Они прошли болото и поднялись на дюну, обходя Гирмову с запада. За дюной было небольшое озеро. Дальше на холме начинался лес, в котором укрылся засадный отряд.
С вершины дюны были видны и замковые ворота, и гарцующие перед ними рыцари. Уже было ясно, что выманить самбов из замка и въехать на их плечах в ворота фон Эбуру не удалось. На колеса прилаживалось бревно тарана. Готовился штурм. Ловить лазутчиков вокруг Гирмовы уже не имело смысла.
Русским очень хотелось туда, где они были нужнее. Они колебались, глядя, как разгоняется таран, облепленный людьми под щитами — «черепахой». Из леса с обнаженными мечами галопом вылетел отряд фон Эбура и понесся к воротам. Их удалось провалить с первого раза — замок был примитивным, и ворота не защищались ни подъемным мостом, ни решетками. Там началась свалка. Русские решили замкнуть круг, хотя бы один раз — для очистки совести — а уж потом вернуться к замку.
В рощице, к северо-востоку от Гирмовы, они наткнулись на брошенный прусский поселок. Избы его, завалившись черными боками, растеряли часть своих бревен и мирно догнивали в самбийском тумане. Русские уже миновали поселок, как вдруг старшему их них, Борису, почудилось, будто кто стонет женским голосом.
— Стой, ребята! — сказал он. — Ничего не слышали?
Все трое замерли, а Борис даже приподнял шишак, освобождая ухо.
Теперь все услышали оборвавшийся не то стон, не то крик. Они повернули к поселку и обнаружили, что с самого края его, в низине, скрытый за развалинами, примостился дом, над крышей которого еле заметно дрожал теплый воздух, выходивший из дымового отверстия.
Путша остался снаружи, а Борис с Василькой зашли в дом, держа наготове мечи. Но то, что они увидели, заставило их смущенно топтаться у входа. На лежанке, застланной шкурами, отвернувшись к стене, лежала роженица, накрытая грубой холстиной, а в руках у черной косматой старухи заходился плачем ребенок.
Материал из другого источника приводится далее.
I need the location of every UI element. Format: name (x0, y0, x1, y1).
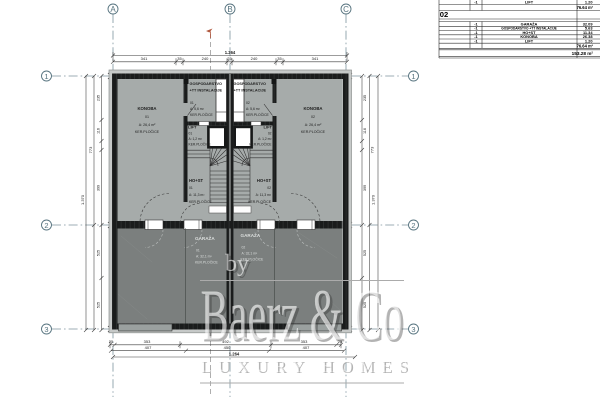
svg-text:KER.PLOČICE: KER.PLOČICE (301, 129, 326, 134)
svg-text:1.264: 1.264 (225, 50, 236, 55)
svg-text:A: 5,6 m²: A: 5,6 m² (190, 107, 205, 111)
svg-text:02: 02 (242, 246, 246, 250)
svg-text:KER.PLOČICE: KER.PLOČICE (248, 199, 272, 204)
svg-text:KER.PLOČICE: KER.PLOČICE (135, 129, 160, 134)
svg-text:KER.PLOČICE: KER.PLOČICE (189, 199, 213, 204)
svg-text:KER.PLOČICE: KER.PLOČICE (195, 260, 219, 265)
svg-text:01: 01 (196, 249, 200, 253)
svg-text:341: 341 (141, 56, 148, 61)
svg-text:341: 341 (312, 56, 319, 61)
svg-text:399: 399 (97, 185, 101, 191)
svg-text:153.28 m²: 153.28 m² (572, 51, 594, 56)
svg-text:KER.PLOČICE: KER.PLOČICE (189, 142, 212, 147)
svg-text:02: 02 (311, 115, 315, 119)
svg-text:407: 407 (145, 345, 152, 350)
svg-text:76.64 m²: 76.64 m² (577, 5, 594, 10)
svg-text:LIFT: LIFT (264, 125, 273, 130)
svg-text:116: 116 (363, 128, 367, 134)
svg-text:KER.PLOČICE: KER.PLOČICE (246, 112, 270, 117)
svg-text:1: 1 (411, 72, 415, 81)
svg-text:2: 2 (44, 221, 48, 230)
svg-text:525: 525 (97, 250, 101, 256)
svg-text:LIFT: LIFT (525, 0, 534, 5)
svg-text:B: B (227, 5, 232, 14)
svg-text:2: 2 (411, 221, 415, 230)
svg-text:399: 399 (363, 185, 367, 191)
svg-text:LIFT: LIFT (525, 38, 534, 43)
svg-text:KONOBA: KONOBA (137, 106, 156, 111)
svg-text:C: C (343, 5, 349, 14)
svg-text:1.370: 1.370 (371, 194, 376, 205)
svg-text:KONOBA: KONOBA (303, 106, 322, 111)
svg-text:35: 35 (177, 56, 182, 61)
svg-text:A: A (110, 5, 116, 14)
svg-text:02: 02 (246, 101, 250, 105)
svg-text:+TT INSTALACIJE: +TT INSTALACIJE (190, 89, 223, 93)
svg-text:35: 35 (277, 56, 282, 61)
svg-text:LIFT: LIFT (188, 125, 197, 130)
svg-text:by: by (225, 251, 249, 277)
svg-text:525: 525 (363, 250, 367, 256)
svg-text:GARAŽA: GARAŽA (521, 21, 538, 26)
svg-text:A: 11,3 m²: A: 11,3 m² (256, 193, 272, 197)
svg-text:HO+ST: HO+ST (257, 178, 272, 183)
svg-text:A: 26,4 m²: A: 26,4 m² (139, 123, 156, 127)
svg-text:1: 1 (44, 72, 48, 81)
svg-text:01: 01 (190, 101, 194, 105)
svg-text:Baerz & Co: Baerz & Co (201, 275, 403, 356)
svg-text:25: 25 (227, 56, 232, 61)
svg-text:240: 240 (202, 56, 209, 61)
svg-text:353: 353 (144, 339, 151, 344)
svg-text:HO+ST: HO+ST (189, 178, 204, 183)
svg-text:76.64 m²: 76.64 m² (577, 44, 594, 49)
svg-text:A: 1,2 m²: A: 1,2 m² (258, 137, 272, 141)
svg-text:01: 01 (145, 115, 149, 119)
svg-text:3: 3 (44, 325, 48, 334)
svg-text:02: 02 (440, 10, 448, 19)
svg-text:235: 235 (97, 95, 101, 101)
svg-text:02: 02 (268, 132, 272, 136)
svg-text:235: 235 (363, 95, 367, 101)
svg-text:A: 1,2 m²: A: 1,2 m² (189, 137, 203, 141)
svg-text:116: 116 (97, 128, 101, 134)
svg-text:02: 02 (267, 186, 271, 190)
svg-text:A: 26,4 m²: A: 26,4 m² (305, 123, 322, 127)
svg-text:A: 5,6 m²: A: 5,6 m² (246, 107, 261, 111)
svg-text:+TT INSTALACIJE: +TT INSTALACIJE (234, 89, 267, 93)
svg-text:GOSPODARSTVO: GOSPODARSTVO (190, 82, 223, 86)
svg-text:525: 525 (97, 302, 101, 308)
svg-text:1.370: 1.370 (80, 194, 85, 205)
svg-text:A: 32,1 m²: A: 32,1 m² (196, 255, 213, 259)
svg-text:773: 773 (370, 146, 375, 153)
svg-text:25: 25 (109, 339, 114, 344)
svg-text:GARAŽA: GARAŽA (195, 234, 215, 241)
svg-text:GOSPODARSTVO: GOSPODARSTVO (234, 82, 267, 86)
svg-text:01: 01 (189, 186, 193, 190)
svg-text:1.20: 1.20 (585, 0, 593, 5)
svg-text:773: 773 (88, 146, 93, 153)
svg-text:01: 01 (189, 132, 193, 136)
svg-text:KER.PLOČICE: KER.PLOČICE (249, 142, 272, 147)
svg-text:A: 11,3 m²: A: 11,3 m² (189, 193, 205, 197)
svg-text:240: 240 (251, 56, 258, 61)
svg-text:3: 3 (411, 325, 415, 334)
svg-text:KER.PLOČICE: KER.PLOČICE (190, 112, 214, 117)
svg-text:GARAŽA: GARAŽA (241, 231, 261, 238)
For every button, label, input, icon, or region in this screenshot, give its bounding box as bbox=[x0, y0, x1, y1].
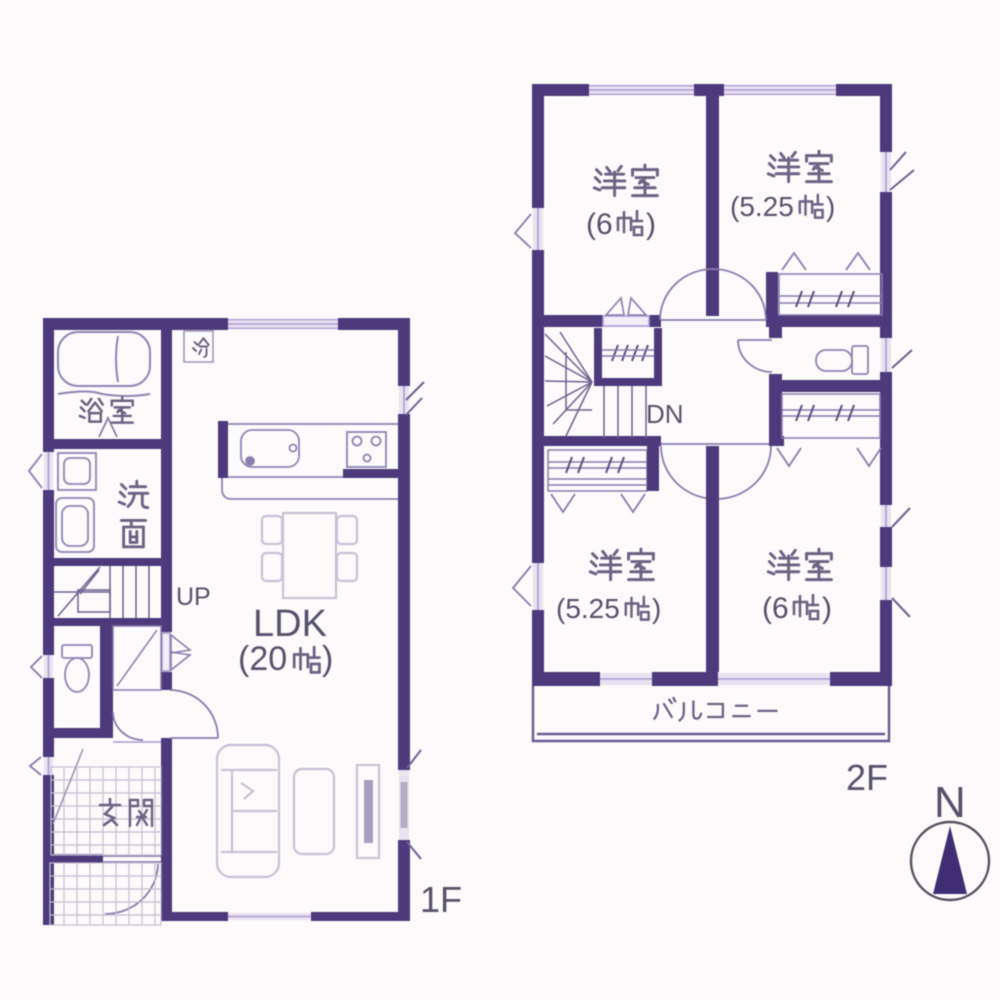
svg-text:): ) bbox=[322, 640, 333, 678]
svg-text:LDK: LDK bbox=[253, 603, 327, 645]
svg-text:): ) bbox=[652, 593, 661, 624]
svg-text:(20: (20 bbox=[238, 640, 287, 678]
svg-text:2F: 2F bbox=[846, 757, 888, 798]
svg-text:(6: (6 bbox=[586, 208, 613, 241]
svg-text:UP: UP bbox=[176, 583, 211, 611]
svg-text:N: N bbox=[934, 778, 966, 827]
svg-text:(5.25: (5.25 bbox=[730, 191, 794, 222]
svg-text:1F: 1F bbox=[420, 879, 462, 920]
svg-text:(6: (6 bbox=[762, 592, 789, 625]
svg-text:): ) bbox=[822, 592, 832, 625]
svg-text:DN: DN bbox=[646, 399, 684, 429]
svg-text:): ) bbox=[826, 191, 835, 222]
svg-text:): ) bbox=[646, 208, 656, 241]
svg-text:(5.25: (5.25 bbox=[556, 593, 620, 624]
— Пошли отсюда, — сказал Борис, дергая Васильку за руку. — Не наше это дело.
Борис и Путша были уже в седлах, а Василько стоял у коня, переминаясь.
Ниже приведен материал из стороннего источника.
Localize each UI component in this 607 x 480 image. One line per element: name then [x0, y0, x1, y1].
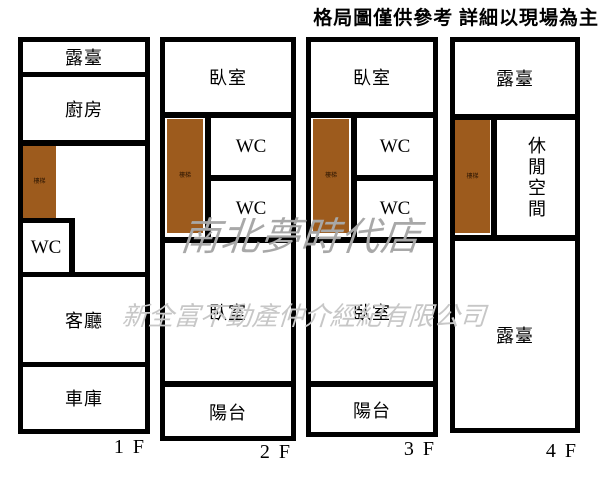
floor-plan-1f: 露臺 廚房 樓梯 WC 客廳 車庫 [18, 37, 150, 434]
room-wc-1f: WC [23, 218, 75, 272]
room-kitchen-1f: 廚房 [23, 77, 145, 140]
stairs-label: 樓梯 [33, 179, 45, 185]
stairs-label: 樓梯 [325, 173, 337, 179]
floor-label-4f: 4 F [534, 440, 578, 463]
floorplan-canvas: 格局圖僅供參考 詳細以現場為主 露臺 廚房 樓梯 WC 客廳 車庫 1 F 臥室 [0, 0, 607, 480]
watermark-company-name: 新全富不動產仲介經紀有限公司 [121, 296, 488, 333]
floor-label-3f: 3 F [392, 438, 436, 461]
room-label: WC [236, 136, 267, 158]
room-leisure-4f: 休閒空間 [497, 120, 575, 235]
room-label: 廚房 [65, 96, 103, 122]
floor-label-2f: 2 F [248, 441, 292, 464]
room-label: 露臺 [496, 65, 534, 91]
disclaimer-text: 格局圖僅供參考 詳細以現場為主 [313, 3, 599, 30]
stairs-label: 樓梯 [179, 173, 191, 179]
room-label: 臥室 [209, 64, 247, 90]
room-label: 客廳 [65, 307, 103, 333]
watermark-store-name: 南北夢時代店 [178, 206, 424, 262]
floor-label-1f: 1 F [102, 436, 146, 459]
room-label: WC [31, 237, 62, 259]
room-wc-upper-2f: WC [211, 118, 291, 175]
room-garage-1f: 車庫 [23, 367, 145, 429]
room-bedroom-top-2f: 臥室 [165, 42, 291, 112]
room-terrace-bottom-4f: 露臺 [455, 241, 575, 428]
room-balcony-2f: 陽台 [165, 387, 291, 436]
room-balcony-3f: 陽台 [311, 387, 433, 432]
room-label: 臥室 [353, 64, 391, 90]
stairs-block: 樓梯 [23, 146, 56, 218]
room-label: 休閒空間 [527, 136, 545, 220]
room-bedroom-top-3f: 臥室 [311, 42, 433, 112]
floor-plan-4f: 露臺 樓梯 休閒空間 露臺 [450, 37, 580, 433]
room-label: WC [380, 136, 411, 158]
room-label: 陽台 [353, 397, 391, 423]
stairs-label: 樓梯 [466, 174, 478, 180]
room-terrace-1f: 露臺 [23, 42, 145, 72]
room-terrace-top-4f: 露臺 [455, 42, 575, 114]
room-label: 露臺 [496, 322, 534, 348]
room-wc-upper-3f: WC [357, 118, 433, 175]
stairs-block: 樓梯 [455, 120, 490, 233]
room-label: 露臺 [65, 44, 103, 70]
room-label: 車庫 [65, 385, 103, 411]
room-label: 陽台 [209, 399, 247, 425]
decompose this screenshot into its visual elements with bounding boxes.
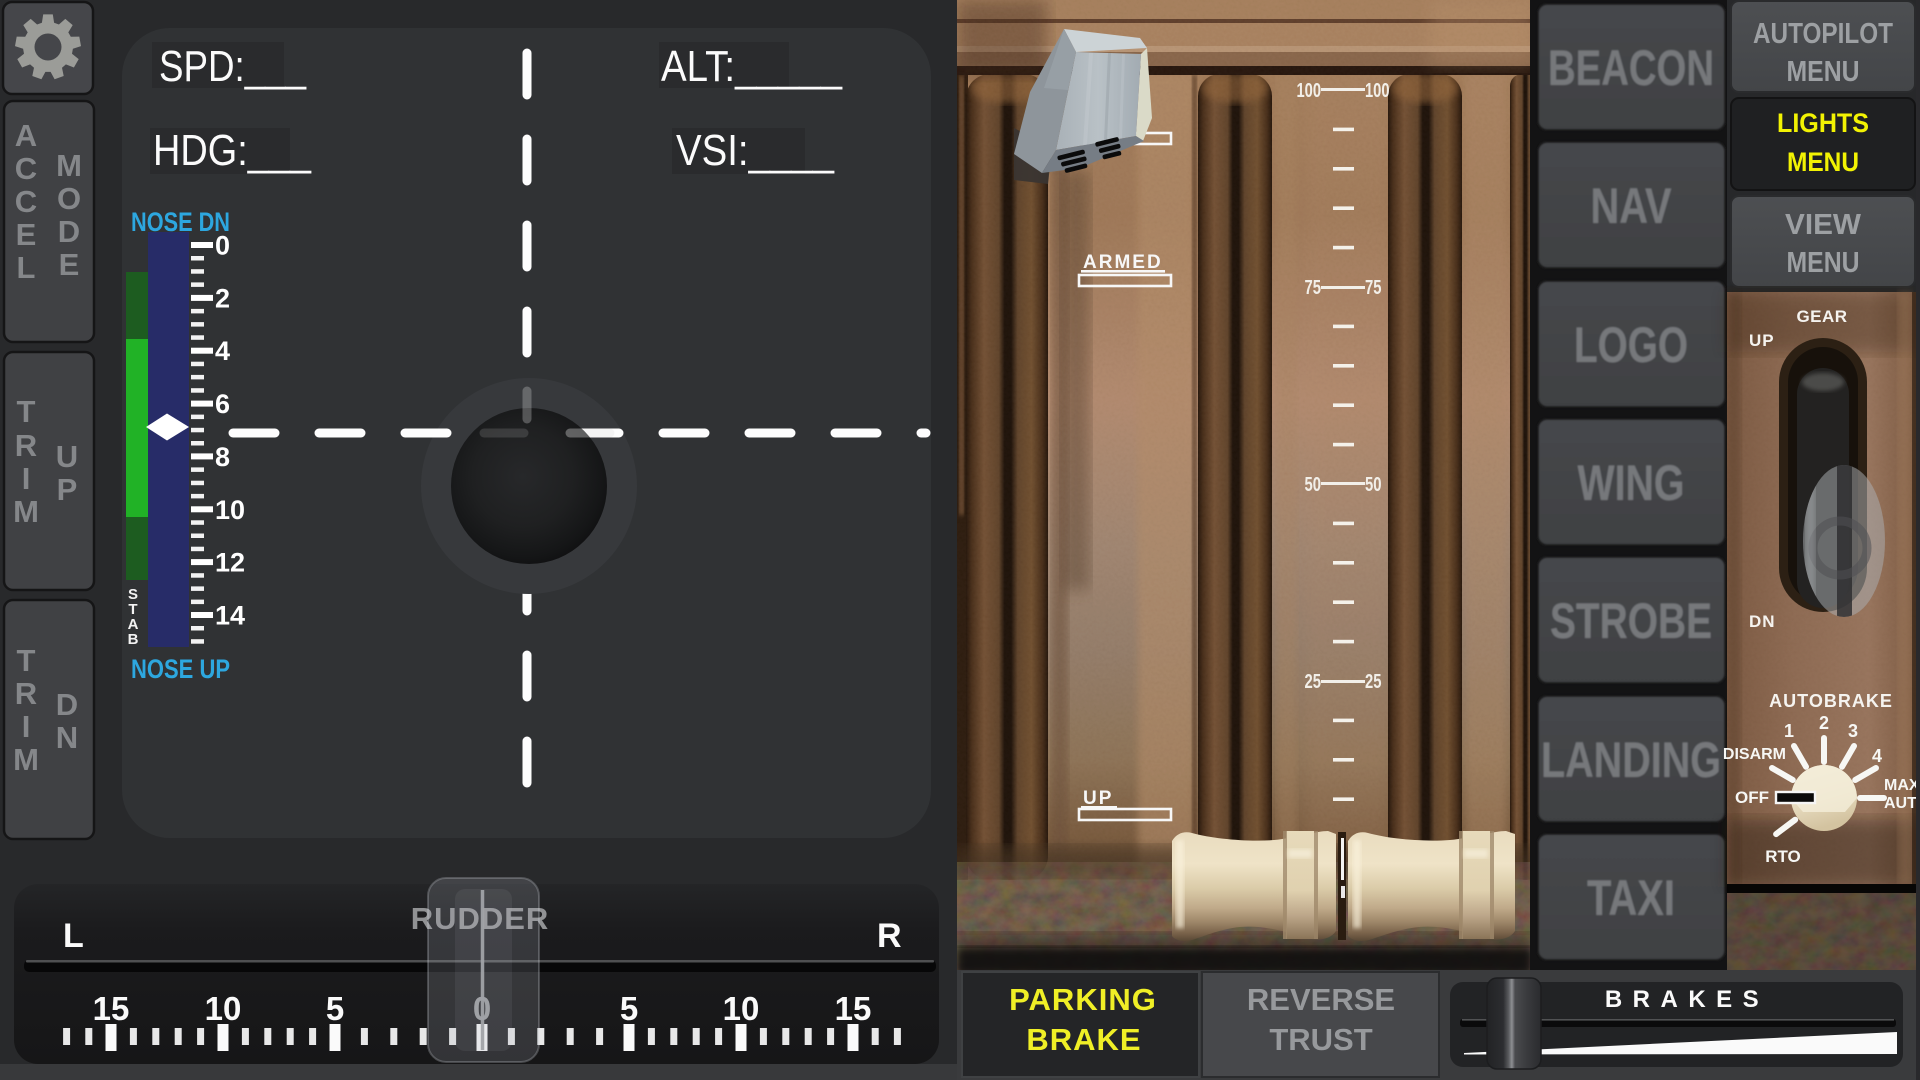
svg-text:NOSE UP: NOSE UP xyxy=(131,654,230,684)
svg-text:BEACON: BEACON xyxy=(1548,40,1714,96)
svg-text:4: 4 xyxy=(215,336,230,366)
svg-text:UP: UP xyxy=(1749,331,1775,350)
svg-text:4: 4 xyxy=(1872,746,1882,766)
svg-text:R: R xyxy=(15,676,37,711)
svg-text:75: 75 xyxy=(1305,277,1322,299)
svg-text:14: 14 xyxy=(215,601,245,631)
svg-text:C: C xyxy=(15,151,37,186)
svg-text:10: 10 xyxy=(205,990,242,1027)
svg-text:3: 3 xyxy=(1848,721,1858,741)
svg-text:A: A xyxy=(15,118,37,153)
svg-text:TRUST: TRUST xyxy=(1269,1022,1372,1057)
svg-text:DN: DN xyxy=(1749,612,1776,631)
svg-text:I: I xyxy=(22,709,31,744)
svg-text:WING: WING xyxy=(1578,455,1685,511)
svg-text:12: 12 xyxy=(215,548,245,578)
svg-text:AUTOBRAKE: AUTOBRAKE xyxy=(1769,691,1893,711)
svg-text:T: T xyxy=(17,643,36,678)
svg-text:M: M xyxy=(13,494,39,529)
svg-text:R: R xyxy=(15,428,37,463)
svg-text:REVERSE: REVERSE xyxy=(1247,982,1395,1017)
svg-text:15: 15 xyxy=(93,990,130,1027)
svg-text:C: C xyxy=(15,184,37,219)
svg-text:VSI:____: VSI:____ xyxy=(676,126,834,175)
svg-text:STROBE: STROBE xyxy=(1550,593,1712,649)
svg-text:D: D xyxy=(56,687,78,722)
svg-text:OFF: OFF xyxy=(1735,788,1769,807)
svg-text:10: 10 xyxy=(723,990,760,1027)
svg-text:0: 0 xyxy=(215,231,230,261)
svg-text:AUTO: AUTO xyxy=(1884,795,1920,812)
svg-text:MAX: MAX xyxy=(1884,777,1920,794)
svg-text:D: D xyxy=(58,214,80,249)
svg-text:BRAKES: BRAKES xyxy=(1605,986,1769,1013)
svg-text:GEAR: GEAR xyxy=(1796,307,1847,326)
svg-text:HDG:___: HDG:___ xyxy=(153,126,311,175)
svg-text:2: 2 xyxy=(215,283,230,313)
svg-text:1: 1 xyxy=(1784,721,1794,741)
svg-text:M: M xyxy=(56,148,82,183)
svg-text:15: 15 xyxy=(835,990,872,1027)
svg-text:PARKING: PARKING xyxy=(1009,982,1157,1017)
svg-text:B: B xyxy=(128,631,139,648)
svg-text:BRAKE: BRAKE xyxy=(1026,1022,1141,1057)
svg-text:AUTOPILOT: AUTOPILOT xyxy=(1753,18,1893,50)
svg-text:UP: UP xyxy=(1083,788,1113,809)
svg-text:LIGHTS: LIGHTS xyxy=(1777,108,1869,138)
svg-text:R: R xyxy=(877,917,902,955)
svg-text:MENU: MENU xyxy=(1787,147,1859,177)
svg-text:50: 50 xyxy=(1365,474,1382,496)
svg-text:TAXI: TAXI xyxy=(1587,870,1675,926)
svg-text:P: P xyxy=(57,472,78,507)
svg-text:50: 50 xyxy=(1305,474,1322,496)
svg-text:M: M xyxy=(13,742,39,777)
svg-text:MENU: MENU xyxy=(1787,247,1860,279)
svg-text:VIEW: VIEW xyxy=(1785,209,1862,241)
svg-text:LOGO: LOGO xyxy=(1574,317,1688,373)
svg-text:ALT:_____: ALT:_____ xyxy=(661,42,842,91)
svg-text:10: 10 xyxy=(215,495,245,525)
svg-text:8: 8 xyxy=(215,442,230,472)
svg-text:5: 5 xyxy=(326,990,344,1027)
svg-text:25: 25 xyxy=(1305,671,1322,693)
svg-text:75: 75 xyxy=(1365,277,1382,299)
svg-text:MENU: MENU xyxy=(1787,56,1860,88)
svg-text:T: T xyxy=(17,394,36,429)
svg-text:100: 100 xyxy=(1297,80,1322,102)
svg-text:100: 100 xyxy=(1365,80,1390,102)
svg-text:L: L xyxy=(63,917,84,955)
svg-text:E: E xyxy=(59,247,80,282)
svg-text:6: 6 xyxy=(215,389,230,419)
svg-text:L: L xyxy=(17,250,36,285)
svg-text:I: I xyxy=(22,461,31,496)
svg-text:DISARM: DISARM xyxy=(1723,746,1786,763)
svg-text:2: 2 xyxy=(1819,713,1829,733)
svg-text:ARMED: ARMED xyxy=(1083,252,1163,273)
svg-text:25: 25 xyxy=(1365,671,1382,693)
svg-text:E: E xyxy=(16,217,37,252)
svg-text:NAV: NAV xyxy=(1591,178,1673,234)
svg-text:SPD:___: SPD:___ xyxy=(159,42,306,91)
svg-text:RTO: RTO xyxy=(1765,847,1801,866)
svg-text:N: N xyxy=(56,720,78,755)
svg-text:O: O xyxy=(57,181,81,216)
svg-text:LANDING: LANDING xyxy=(1541,732,1721,788)
svg-text:5: 5 xyxy=(620,990,638,1027)
svg-text:U: U xyxy=(56,439,78,474)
— Ну, — спросил Путша. — Поехали, что ли?
Василько задумчиво разглядывал дымок над крышей.
— Что-то тут не так, — сказал он. — Надо бы вернуться, посмотреть.
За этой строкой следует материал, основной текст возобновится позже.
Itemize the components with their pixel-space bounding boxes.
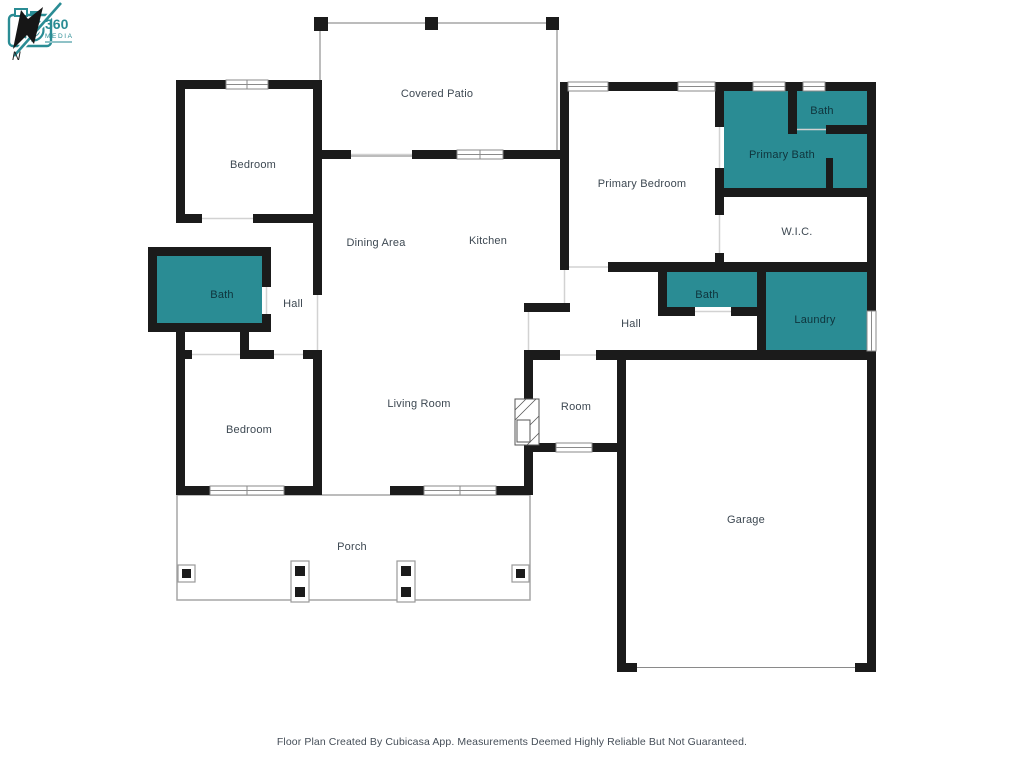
room-label-bedroom-bottom-left: Bedroom xyxy=(226,424,272,436)
patio-posts xyxy=(314,17,559,31)
room-label-bath-left: Bath xyxy=(210,289,233,301)
north-arrow-icon xyxy=(13,7,43,49)
room-label-porch: Porch xyxy=(337,541,367,553)
room-label-bath-top-right: Bath xyxy=(810,105,833,117)
room-label-room: Room xyxy=(561,401,591,413)
room-label-wic: W.I.C. xyxy=(781,226,812,238)
compass: N xyxy=(0,0,52,64)
room-label-covered-patio: Covered Patio xyxy=(401,88,473,100)
compass-label: N xyxy=(12,49,21,63)
room-label-bath-middle: Bath xyxy=(695,289,718,301)
room-label-garage: Garage xyxy=(727,514,765,526)
room-label-dining-area: Dining Area xyxy=(346,237,405,249)
room-label-laundry: Laundry xyxy=(794,314,835,326)
room-label-hall-right: Hall xyxy=(621,318,641,330)
room-label-hall-left: Hall xyxy=(283,298,303,310)
fireplace xyxy=(515,399,539,445)
room-label-primary-bedroom: Primary Bedroom xyxy=(598,178,687,190)
porch-posts xyxy=(178,561,529,602)
laundry-fill xyxy=(759,270,867,350)
footer-disclaimer: Floor Plan Created By Cubicasa App. Meas… xyxy=(0,736,1024,748)
floor-plan: Covered PatioBedroomDining AreaKitchenBa… xyxy=(0,0,1024,768)
room-label-living-room: Living Room xyxy=(387,398,450,410)
room-label-bedroom-top-left: Bedroom xyxy=(230,159,276,171)
floor-plan-drawing xyxy=(0,0,1024,768)
garage-door xyxy=(637,663,855,672)
room-label-primary-bath: Primary Bath xyxy=(749,149,815,161)
room-label-kitchen: Kitchen xyxy=(469,235,507,247)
Войдя в дом, он быстро подошел к роженице и откинул холстину. Из-под левого соска выглядывала костяная рукоятка прусского ножа — пейле. Василько не успел выпрямиться, как из темного угла тенью на него кинулась собака.
Когда Борис и Путша вбежали в избу, Василько катался по полу, пытаясь скинуть с себя большого рыжего пса, а черная старуха бросилась на них с топором в руках. Путша одной рукой перехватил топор, а другой, затянутой в кольчужную голицу, ударил старуху в рябое лицо, превратив его в кровавую кашу. Старуха упала. Борис схватил пса за задние лапы и с размаху ударил им о стену. Пес, брызжа кровью из разбитой морды, извивался, норовя дотянуться до рук Бориса, но тот ударил им о стену еще два раза, и пес затих. Борис вытащил кинжал, чтобы добить собаку, но Василько остановил его:
— Погоди! Не тот ли это пес, что наш барон ищет?
— А у того, что он ищет, куцый хвост?
— Бог его знает…
Пес казался мертвым, но они все же связали его прежде, чем сунуть в узел.